| name | cc-slash-command-argument-hint-yaml |
| description | Fix for Claude Code slash command frontmatter that fails to parse when
`argument-hint:` is given square-bracketed placeholder values. Use when:
(1) authoring `commands/<name>.md` files in a CC plugin and the
frontmatter shows `argument-hint: [working-dir] [team-name]` or similar
multi-token bracketed values; (2) a frontmatter-validation test
(e.g. `yaml.safe_load(block)` over the SKILL/command frontmatter)
raises `ScannerError` or `ConstructorError` complaining about flow
sequences or "expected a mapping"; (3) the slash command silently
doesn't appear in `/help` after install, or a plugin-marketplace test
asserting the `description` field is present trips because the whole
frontmatter parse blew up. The fix is to QUOTE the value as a single
string. Covers the same trap for `commands/<name>.md` directly authored
in CC format AND APM-managed marketplaces shipping commands via APM.
|
| author | Claude Code |
| version | 1.0.0 |
| date | "2026-05-08T00:00:00.000Z" |
CC slash command argument-hint YAML parse trap
Problem
When authoring a Claude Code slash command (plugins/<plugin>/commands/<name>.md),
the convention shown in many examples is:
---
description: Run a multi-team competition.
argument-hint: [working-dir] [team-name]
allowed-tools: Bash
---
This does not parse as YAML. [working-dir] is a single-element flow
sequence. [working-dir] [team-name] is two flow sequences with whitespace
between them — invalid syntax for a scalar value. yaml.safe_load raises
ScannerError or ConstructorError.
Claude Code's command loader may swallow the parse error silently and the
command never appears in /help. Worse: in a plugin marketplace context,
a downstream test that asserts every command's frontmatter has a
description field will fail because the whole frontmatter block failed
to parse, not because description was actually missing — leading to
~30 minutes of looking at the wrong field.
Trigger conditions
Any of these:
-
yaml.safe_load(frontmatter) raises yaml.scanner.ScannerError or
yaml.constructor.ConstructorError, often pointing at the
argument-hint: line.
-
A plugin-marketplace test like:
fm = yaml.safe_load(frontmatter_block)
assert "description" in fm
fails with a YAML error instead of an assert failure.
-
The slash command was added to plugins/<name>/commands/<cmd>.md but
doesn't show up in Claude Code's /help after installing the plugin.
-
The frontmatter on disk shows a value with multiple bracketed tokens:
argument-hint: [working-dir] [team-name]
argument-hint: [path]
argument-hint: [up|down]
Solution
Quote the value as a single string.
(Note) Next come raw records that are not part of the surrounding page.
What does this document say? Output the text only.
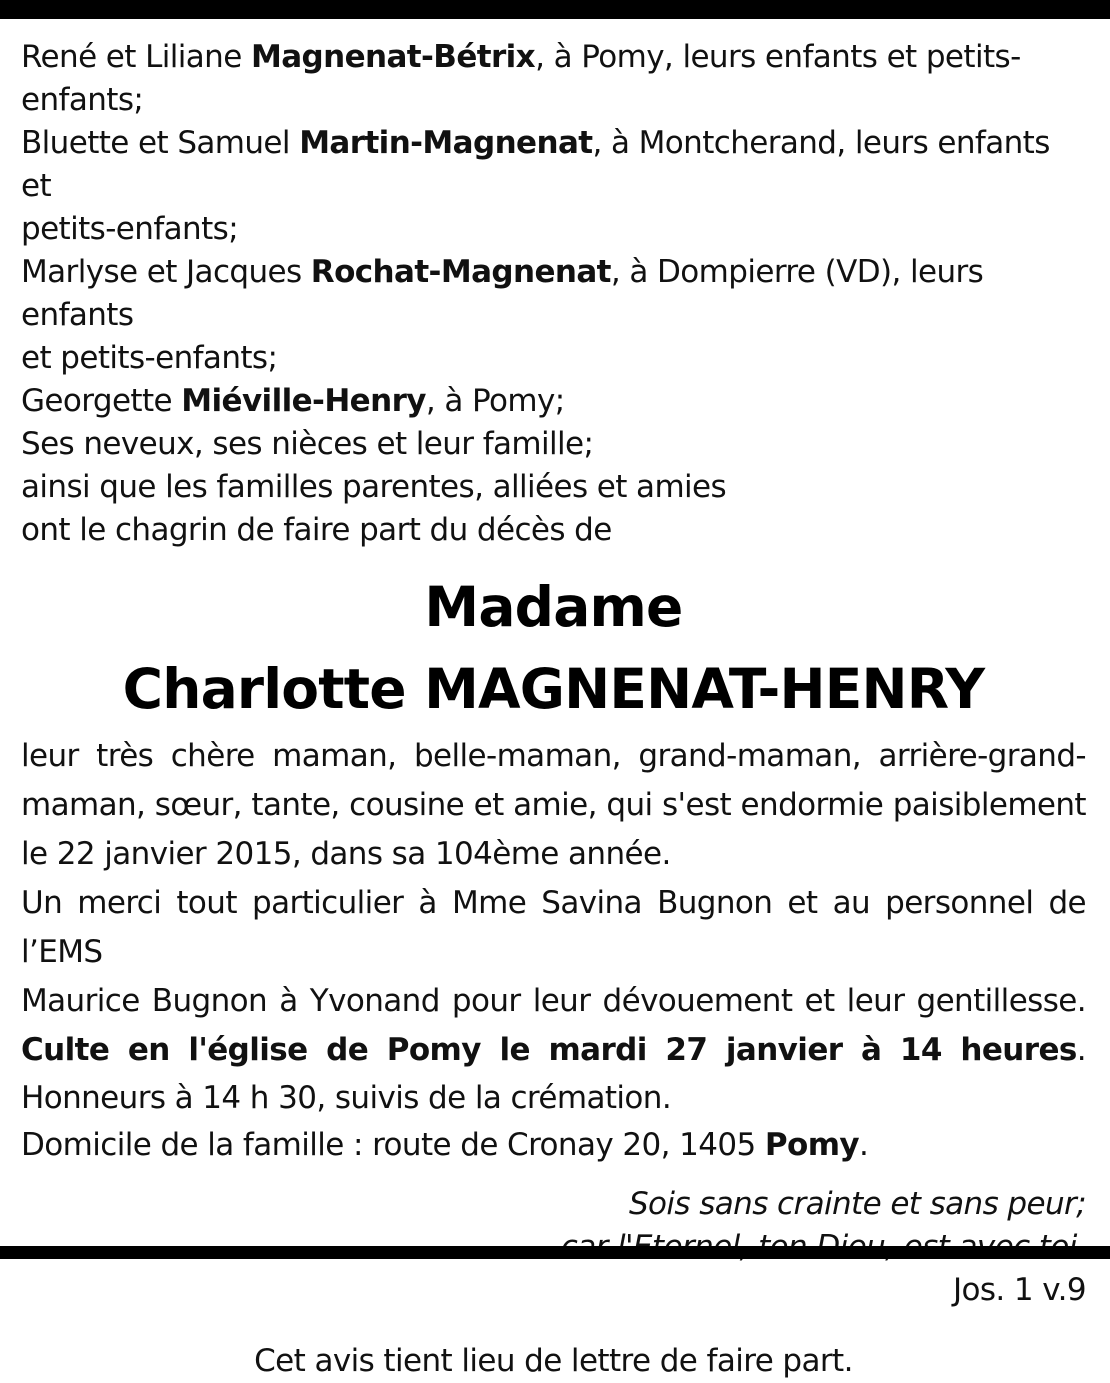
René et Liliane Magnenat-Bétrix, à Pomy, leurs enfants et petits-
enfants;
Bluette et Samuel Martin-Magnenat, à Montcherand, leurs enfants et
petits-enfants;
Marlyse et Jacques Rochat-Magnenat, à Dompierre (VD), leurs enfants
et petits-enfants;
Georgette Miéville-Henry, à Pomy;
Ses neveux, ses nièces et leur famille;
ainsi que les familles parentes, alliées et amies
ont le chagrin de faire part du décès de
Madame
Charlotte MAGNENAT-HENRY
leur très chère maman, belle-maman, grand-maman, arrière-grand-
maman, sœur, tante, cousine et amie, qui s'est endormie paisiblement
le 22 janvier 2015, dans sa 104ème année.
Un merci tout particulier à Mme Savina Bugnon et au personnel de l’EMS
Maurice Bugnon à Yvonand pour leur dévouement et leur gentillesse.
Culte en l'église de Pomy le mardi 27 janvier à 14 heures.
Honneurs à 14 h 30, suivis de la crémation.
Domicile de la famille : route de Cronay 20, 1405 Pomy.
Sois sans crainte et sans peur;
Jos. 1 v.9
Cet avis tient lieu de lettre de faire part.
The angle-bracket form is the
idiomatic placeholder convention for shell argument hints:
argument-hint: "<working-dir> <team-name>"
argument-hint: "<path>"
argument-hint: "[up|down]"
Quoting turns the value into a YAML scalar; the brackets are now just
characters in a string and don't trigger flow-sequence parsing.
If you genuinely want a YAML list of hint tokens (rare; the loader
typically wants a single string), use the explicit list form:
argument-hint:
- working-dir
- team-name
But this is almost never what argument-hint consumers expect — they
treat it as display text shown next to the slash command in /help.
Stick with the quoted-string form.
Verification
After quoting:
import yaml
fm = yaml.safe_load(frontmatter_block)
assert fm["argument-hint"] == "<working-dir> <team-name>"
In Claude Code:
/help # the command now appears
In the plugin tests (e.g., tests/test_plugin_marketplace.py):
uv run pytest tests/test_plugin_marketplace.py -v
Example — full command file (corrected)
---
description: Scaffold a new team folder inside an existing competition working directory.
argument-hint: "<working-dir> <team-name>"
allowed-tools: Bash
---
You are running `/nautilus-competition:init-team`. Invoke:
compete init-team {{1}} {{2}}
If the binary isn't on PATH, surface the install hint from
`plugins/nautilus-competition/README.md` (Install section).
Notes
- The trap fires specifically on multi-token bracketed values. A
single bare bracketed token like
argument-hint: [path] parses as a
one-element list, which the command loader may also reject (depending
on how strictly it expects a string). Quote it for safety.
- Prettier and other YAML formatters generally leave bracketed flow
sequences alone; they don't auto-quote, so the fix has to be by hand.
- This is unrelated to the
[tool.ruff.lint.per-file-ignores] style
square-bracket usage in pyproject.toml (TOML, different parser).
- Origin: discovered while shipping slash commands for the
cajias/nautilus-competition APM plugin (May 2026). The agent's
_parse_frontmatter() test helper caught it on first run; quoting
all four argument-hint values made the test pass.